The school will begin offering the degree as an online graduate program, with an aim at attracting teachers from the farthest reaches of the state. It will be the third program to be offered online by Converse, which first launched an online degree program in February 2012.
Sarah Hunt-Barron, director of gifted education at Converse, said the program is aimed at more than just those seeking a degree. Through the program, teachers seeking to teach gifted education classes can obtain their state-required endorsement by taking two courses online, become certified, or receive their recertification.
Even teachers who don’t work with gifted students can benefit, Hunt-Barron said, as the courses help teachers to promote higher-level thinking and creativity and allow them to better tailor instructions to individual students. “You get better teachers across the board,” she said.
Converse is the only South Carolina college to offer a graduate program in gifted education, Hunt-Barron said, and teachers from around the state travel to the school for the courses. Previous efforts in the program’s 30-year-old history have been aimed at making it more accessible, she said. Those have included summer and weekend classes and partnerships with school districts. Hunt-Barron said the move to an online program was a natural progression. “It was just a good fit,” she said. “It’s much more accessible. We want teachers to have this opportunity.”
“The travel issue is just so huge,” she added.
Kathy Good, dean of the school of education and graduate studies, agreed. “If you’re within driving distance of Converse, that’s great,” she said. “But what if you’d have to drive long distances and you have a family? This is going to make it really helpful to people.”
The online courses will work much like traditional classrooms, said David McCurry, director of distance education at Converse, with 15 to 20 students per teacher, active online discussions, group participation and class-wide chats. No special software is required, McCurry said. “But there’s no limitations on physical space,” he said. “There’s no limit to anybody in the state.”
Currently, about 40 students are pursing the master’s in gifted education degree, officials said, but more than 1,500 people have taken at least one course in the gifted education program since 2009.
The first online courses will be held in June, Hunt-Barron said. They will also be offered in the upcoming fall and spring semesters. The courses cost about $400 per credit hour and registration is already open. In addition to the gifted education program, Converse also offers online programs for education specialist in administration and leadership and educational specialist in literacy.
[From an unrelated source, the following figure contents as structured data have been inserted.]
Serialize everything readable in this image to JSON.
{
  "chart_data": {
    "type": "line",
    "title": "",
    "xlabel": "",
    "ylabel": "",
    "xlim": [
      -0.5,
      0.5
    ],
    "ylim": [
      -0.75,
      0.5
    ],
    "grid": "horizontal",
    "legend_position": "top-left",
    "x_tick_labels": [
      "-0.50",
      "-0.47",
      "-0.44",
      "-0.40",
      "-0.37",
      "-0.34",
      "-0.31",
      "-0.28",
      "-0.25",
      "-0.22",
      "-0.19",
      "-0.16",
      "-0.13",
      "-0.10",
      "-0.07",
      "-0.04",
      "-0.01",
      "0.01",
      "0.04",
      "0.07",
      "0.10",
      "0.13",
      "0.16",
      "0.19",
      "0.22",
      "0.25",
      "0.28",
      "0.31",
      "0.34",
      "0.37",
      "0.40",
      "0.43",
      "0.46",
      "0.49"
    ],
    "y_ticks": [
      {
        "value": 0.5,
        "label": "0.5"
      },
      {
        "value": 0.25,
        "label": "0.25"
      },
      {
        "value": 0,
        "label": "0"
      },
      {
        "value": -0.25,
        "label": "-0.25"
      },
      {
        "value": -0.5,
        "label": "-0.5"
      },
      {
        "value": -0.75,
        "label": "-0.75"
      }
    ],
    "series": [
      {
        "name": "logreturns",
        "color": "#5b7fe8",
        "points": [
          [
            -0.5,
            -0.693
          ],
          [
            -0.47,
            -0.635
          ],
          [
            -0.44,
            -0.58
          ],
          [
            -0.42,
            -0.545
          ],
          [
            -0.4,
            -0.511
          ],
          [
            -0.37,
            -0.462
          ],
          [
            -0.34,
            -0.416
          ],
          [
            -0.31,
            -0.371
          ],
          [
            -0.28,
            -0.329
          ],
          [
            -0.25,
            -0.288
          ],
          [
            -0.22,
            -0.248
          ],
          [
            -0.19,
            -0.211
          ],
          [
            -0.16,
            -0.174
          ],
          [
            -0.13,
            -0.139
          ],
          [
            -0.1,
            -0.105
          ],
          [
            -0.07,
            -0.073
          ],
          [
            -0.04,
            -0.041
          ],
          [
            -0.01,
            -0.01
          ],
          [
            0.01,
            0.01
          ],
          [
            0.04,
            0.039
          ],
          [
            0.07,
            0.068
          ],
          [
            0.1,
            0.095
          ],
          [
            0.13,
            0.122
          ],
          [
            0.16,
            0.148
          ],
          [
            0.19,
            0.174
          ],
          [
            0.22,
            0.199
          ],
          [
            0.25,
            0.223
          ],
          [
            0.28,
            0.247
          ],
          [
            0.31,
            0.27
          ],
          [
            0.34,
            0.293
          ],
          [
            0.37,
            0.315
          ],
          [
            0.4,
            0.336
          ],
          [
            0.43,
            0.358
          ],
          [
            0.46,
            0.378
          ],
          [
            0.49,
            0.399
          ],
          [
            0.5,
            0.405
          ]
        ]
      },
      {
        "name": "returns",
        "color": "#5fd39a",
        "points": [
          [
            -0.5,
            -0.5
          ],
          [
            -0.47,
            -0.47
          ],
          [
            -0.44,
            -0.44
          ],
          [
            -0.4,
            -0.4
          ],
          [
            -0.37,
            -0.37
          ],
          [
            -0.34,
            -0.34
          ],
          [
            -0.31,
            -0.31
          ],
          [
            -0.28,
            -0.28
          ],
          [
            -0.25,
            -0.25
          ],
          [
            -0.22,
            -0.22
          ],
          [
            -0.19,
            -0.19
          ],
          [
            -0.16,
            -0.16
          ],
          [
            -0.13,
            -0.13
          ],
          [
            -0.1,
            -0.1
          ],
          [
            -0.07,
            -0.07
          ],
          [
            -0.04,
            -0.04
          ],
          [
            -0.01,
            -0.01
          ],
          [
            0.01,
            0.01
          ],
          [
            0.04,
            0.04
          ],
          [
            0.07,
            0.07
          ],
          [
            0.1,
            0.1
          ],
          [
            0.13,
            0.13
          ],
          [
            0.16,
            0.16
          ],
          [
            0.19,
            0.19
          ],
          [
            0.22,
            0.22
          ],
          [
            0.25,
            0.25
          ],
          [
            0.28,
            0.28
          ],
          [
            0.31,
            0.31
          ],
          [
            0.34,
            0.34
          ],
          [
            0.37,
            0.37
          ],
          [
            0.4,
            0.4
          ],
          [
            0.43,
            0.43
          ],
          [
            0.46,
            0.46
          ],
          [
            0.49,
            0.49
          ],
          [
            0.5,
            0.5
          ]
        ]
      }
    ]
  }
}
McCurry said the online courses have helped to attract students from as far away as Texas. “There are simply students we would not have otherwise,” he said. “In theory, we can now reach across the globe.”
Good said the college is taking a measured approach to expanding its online offerings. She said not all courses are appropriate for online and added that there were many regulatory hoops to jump through for online courses to be accredited. But, Good said, the college plans to expand its online offerings in the future.
“You have to think differently,” she said. “It’s going to be something of the future. We have to embrace it.”